Ribble Steam Railway has recently purchased and restored a Travelling Post Office coach. It will become a great addition to our museum and enable us to add to our educational curriculum for visiting schools, telling the Mail by Rail story and reflecting on Preston’s own role as a main hub for the Post Office in the North West of England.
Visitors will be able to go on board and learn about Travelling Post Office services across the UK.
The TPO is 80377, built York, 1972/73, lot 30839, 25 in the lot, Two others are preserved, one at Gwilli and one at Nemesis rail. Originally allocated to London Euston in 1991.
The inner workings of Royal Mail are, by contrast, mostly unseen by its customers. A large and complex distribution network exists behind the scenes to handle the mail. This network encompasses the length and breadth of the nation and involves all modes of transport – road, rail, air and sea.

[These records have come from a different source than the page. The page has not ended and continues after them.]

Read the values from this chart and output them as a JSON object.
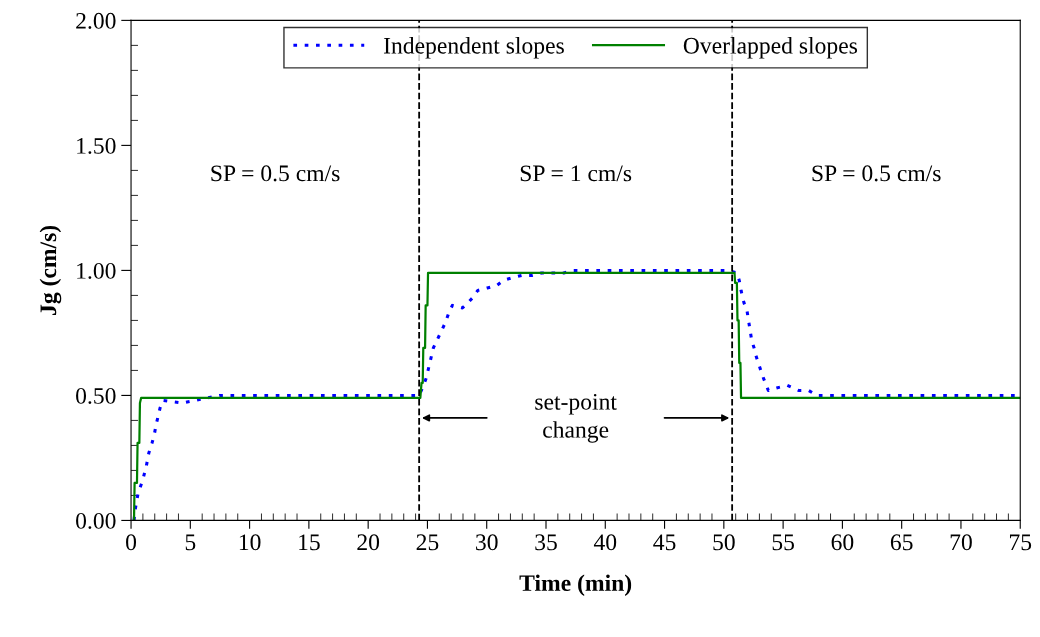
{
  "chart_data": {
    "type": "line",
    "xlabel": "Time (min)",
    "ylabel": "Jg (cm/s)",
    "xlim": [
      0,
      75
    ],
    "xticks": [
      0,
      5,
      10,
      15,
      20,
      25,
      30,
      35,
      40,
      45,
      50,
      55,
      60,
      65,
      70,
      75
    ],
    "ylim": [
      0,
      2
    ],
    "yticks": [
      {
        "value": 0,
        "label": "0.00"
      },
      {
        "value": 0.5,
        "label": "0.50"
      },
      {
        "value": 1,
        "label": "1.00"
      },
      {
        "value": 1.5,
        "label": "1.50"
      },
      {
        "value": 2,
        "label": "2.00"
      }
    ],
    "grid": false,
    "legend": "top",
    "marker": "none",
    "series": [
      {
        "name": "Independent slopes",
        "color": "#0000ff",
        "line_style": "dotted",
        "x": [
          0.25,
          0.34,
          0.6,
          0.98,
          1.3,
          1.5,
          1.77,
          1.95,
          2.1,
          2.45,
          2.7,
          3.5,
          4.35,
          5.95,
          7.5,
          24.3,
          24.67,
          24.9,
          25.15,
          25.5,
          25.8,
          26.1,
          26.5,
          26.8,
          27.1,
          27.95,
          28.4,
          28.8,
          29.25,
          30.05,
          30.85,
          31.4,
          32.1,
          32.95,
          33.8,
          34.65,
          36.5,
          37.3,
          50.3,
          51.1,
          51.3,
          51.45,
          51.7,
          51.95,
          52.15,
          52.35,
          52.55,
          52.7,
          53.05,
          53.25,
          53.5,
          53.75,
          54.45,
          55.35,
          56.3,
          57.15,
          57.85,
          58.8,
          75
        ],
        "values": [
          0,
          0.04,
          0.11,
          0.16,
          0.22,
          0.27,
          0.31,
          0.34,
          0.38,
          0.45,
          0.48,
          0.475,
          0.47,
          0.485,
          0.5,
          0.5,
          0.54,
          0.57,
          0.62,
          0.69,
          0.72,
          0.75,
          0.79,
          0.83,
          0.86,
          0.85,
          0.87,
          0.89,
          0.92,
          0.93,
          0.94,
          0.96,
          0.97,
          0.98,
          0.98,
          0.99,
          0.99,
          1.0,
          1.0,
          0.99,
          0.96,
          0.92,
          0.87,
          0.84,
          0.78,
          0.72,
          0.69,
          0.66,
          0.61,
          0.58,
          0.55,
          0.52,
          0.53,
          0.54,
          0.52,
          0.52,
          0.5,
          0.5,
          0.5
        ]
      },
      {
        "name": "Overlapped slopes",
        "color": "#008000",
        "line_style": "solid",
        "x": [
          0.25,
          0.3,
          0.5,
          0.55,
          0.7,
          0.75,
          0.85,
          24.4,
          24.5,
          24.6,
          24.65,
          24.8,
          24.85,
          25.0,
          25.05,
          50.9,
          50.95,
          51.1,
          51.15,
          51.25,
          51.3,
          51.4,
          51.45,
          75
        ],
        "values": [
          0,
          0.15,
          0.15,
          0.31,
          0.31,
          0.47,
          0.49,
          0.49,
          0.55,
          0.55,
          0.69,
          0.69,
          0.86,
          0.86,
          0.99,
          0.99,
          0.95,
          0.95,
          0.8,
          0.8,
          0.63,
          0.63,
          0.49,
          0.49
        ]
      }
    ],
    "ref_lines": [
      {
        "axis": "x",
        "value": 24.3,
        "color": "#000000",
        "line_style": "dashed"
      },
      {
        "axis": "x",
        "value": 50.7,
        "color": "#000000",
        "line_style": "dashed"
      }
    ],
    "annotations": [
      "SP = 0.5 cm/s",
      "SP = 1 cm/s",
      "SP = 0.5 cm/s",
      "set-point\nchange"
    ]
  }
}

One aspect of this network that has often caught the public imagination, most vividly through the poetry of W H Auden and the music of Benjamin Britten which combined to accompany the classic 1936 documentary film “Night Mail” is that of the Travelling Post Office (TPO). TPO’s are trains containing letter sorting carriages which enable mail to be processed on the move. The TPO’s ran for over l60 years, continuing to provide a first class service until their cessation on January 10th 2004.